Frost's pharmaceutical company said in a statement that the SEC did not notify them of their plan to file suit and claimed the complaint contained "serious factual inaccuracies."

"Had the SEC followed its own standard procedures, OPKO and Dr. Frost would gladly have provided information that would have answered a number of the SEC's apparent questions, and filing of this lawsuit against them could have been avoided," the company said. "OPKO and Dr. Frost have always prided themselves on adhering to the highest standards of financial disclosure, and they are confident that once a proper investigation is completed and the facts of the case have been fully disclosed, the matter will be resolved favorably for them."

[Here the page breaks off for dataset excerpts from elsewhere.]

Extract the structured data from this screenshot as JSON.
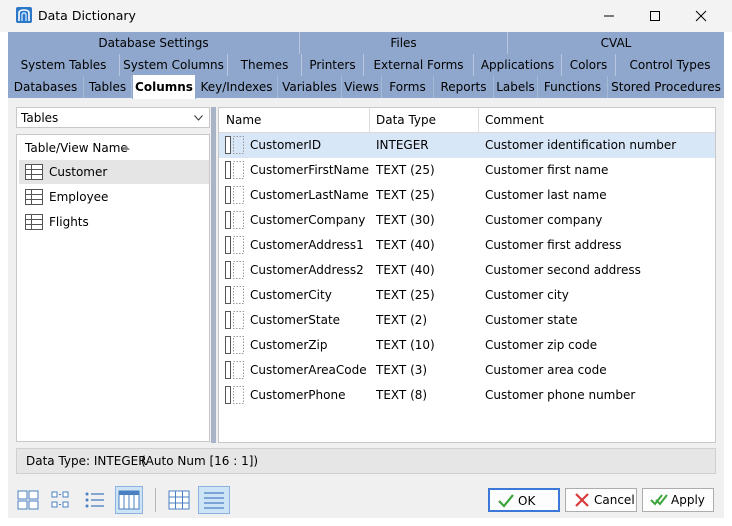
{
  "window": {
    "title": "Data Dictionary"
  },
  "tabs": {
    "row1": [
      "Database Settings",
      "Files",
      "CVAL"
    ],
    "row2": [
      "System Tables",
      "System Columns",
      "Themes",
      "Printers",
      "External Forms",
      "Applications",
      "Colors",
      "Control Types"
    ],
    "row3": [
      "Databases",
      "Tables",
      "Columns",
      "Key/Indexes",
      "Variables",
      "Views",
      "Forms",
      "Reports",
      "Labels",
      "Functions",
      "Stored Procedures"
    ],
    "active": "Columns"
  },
  "left_panel": {
    "dropdown_value": "Tables",
    "header": "Table/View Name",
    "items": [
      "Customer",
      "Employee",
      "Flights"
    ],
    "selected": "Customer"
  },
  "grid": {
    "columns": [
      "Name",
      "Data Type",
      "Comment"
    ],
    "rows": [
      [
        "CustomerID",
        "INTEGER",
        "Customer identification number"
      ],
      [
        "CustomerFirstName",
        "TEXT (25)",
        "Customer first name"
      ],
      [
        "CustomerLastName",
        "TEXT (25)",
        "Customer last name"
      ],
      [
        "CustomerCompany",
        "TEXT (30)",
        "Customer company"
      ],
      [
        "CustomerAddress1",
        "TEXT (40)",
        "Customer first address"
      ],
      [
        "CustomerAddress2",
        "TEXT (40)",
        "Customer second address"
      ],
      [
        "CustomerCity",
        "TEXT (25)",
        "Customer city"
      ],
      [
        "CustomerState",
        "TEXT (2)",
        "Customer state"
      ],
      [
        "CustomerZip",
        "TEXT (10)",
        "Customer zip code"
      ],
      [
        "CustomerAreaCode",
        "TEXT (3)",
        "Customer area code"
      ],
      [
        "CustomerPhone",
        "TEXT (8)",
        "Customer phone number"
      ]
    ]
  },
  "status": {
    "data_type": "Data Type: INTEGER",
    "detail": "(Auto Num [16 : 1])"
  },
  "buttons": {
    "ok": "OK",
    "cancel": "Cancel",
    "apply": "Apply"
  },
  "colors": {
    "tab_band": "#8fa7cc",
    "selection": "#d8e7f7",
    "ok_border": "#3c78d8",
    "cancel_x": "#d83b3b",
    "check_green": "#3ca53c"
  },
  "icons": [
    "app-icon",
    "minimize-icon",
    "maximize-icon",
    "close-icon",
    "chevron-down-icon",
    "sort-up-icon",
    "table-icon",
    "field-icon",
    "large-icons-view-icon",
    "small-icons-view-icon",
    "list-view-icon",
    "details-view-icon",
    "grid-lines-icon",
    "row-lines-icon",
    "checkmark-icon",
    "cancel-x-icon",
    "apply-check-icon"
  ]
}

The scheme was allegedly led by South Florida businessman Barry Honig, one of the largest shareholders in Riot Blockchain Inc., a cryptocurrency company that saw its stock dovetail by 24.3 percent after the news broke. Riot Blockchain, in which Honig is heavily invested, was subpoenaed in April as part of a formal SEC investigation, CNBC reported earlier this year.

"Honig was the primary strategist, calling upon other Defendants to buy or sell stock, arrange for the issuance of shares, negotiate transactions, or engage in promotional activity," the SEC complaint said.

Honig, who allegedly made more than $3.4 million via the scheme, could not be reached for comment.